Sir Robert Buckland has called on the Conservative government to ensure that the recommendations of an official report into the infected blood scandal are put into action “as swiftly as possible”.

A report into the scandal which saw 30,000  people treated with blood contaminated with HIV or hepatitis, and which saw 3,000 people die after such treatment, was published this week after a five-year-long inquiry lead by Sir Brian Langstaff.

It said the tragedy was ‘largely unavoidable’ and was very critical of governments, of varying political persuasions, from the 1970s up to the present.

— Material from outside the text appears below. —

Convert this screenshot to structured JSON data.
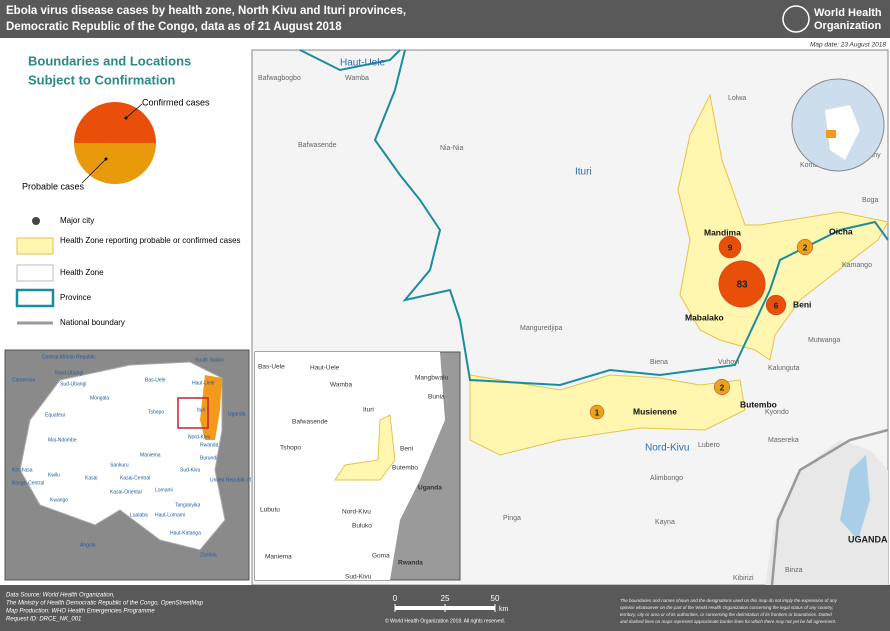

It said patients were lied to about the risks and they did not receive news of their infections soon enough.

Mr Langstaff said: “The NHS and successive governments compounded the agony by refusing to accept that wrong had been done.”

After the MP for Salisbury and cabinet office Minister John Glen told the House of Commons that billions of pounds would be made available in c0ompesnsation, with victims receiving £210,000 as a payment within 90 days, his party colleague South Swindon MP Sir Robert Buckland said the report’s recommendations should be acted on without delay.

The former Justice Secretary said: “It’s striking, isn’t it, that the chair of the inquiry Sir Brian Langstaff has said that his job isn’t yet done and that he will only regard his terms of reference as fulfilled when the government responds within a period of 12 months on his recommendations, and, importantly, he will only regard his job done if he feels that there is nothing more he can do in order to prevent delay.

“Can the minister assure me and this House, and indeed the wider public, that he and the government will do everything they can to ensure that Sir Brian’s role is fulfilled as swiftly as possible?”

Mr Glen said: “Absolutely, I can reassure him of that.

“Today’s announcements on compensation and the documents that will flow through will be a substantive response to meet the expectations of many in the communities, and the formalisation of those responses will be something that I will consider very carefully to bring clarity to the matter.”

There have been calls for Ken Clarke, now Baron Clarke of Nottingham, who was Health Secretary in the 1980s to be stripped of his peerage.

He was severely criticised in the Langstaff report for ‘indefensible’ actions, especially in suggesting there was no “conclusive proof” that HIV could be transmitted in blood products in 1983.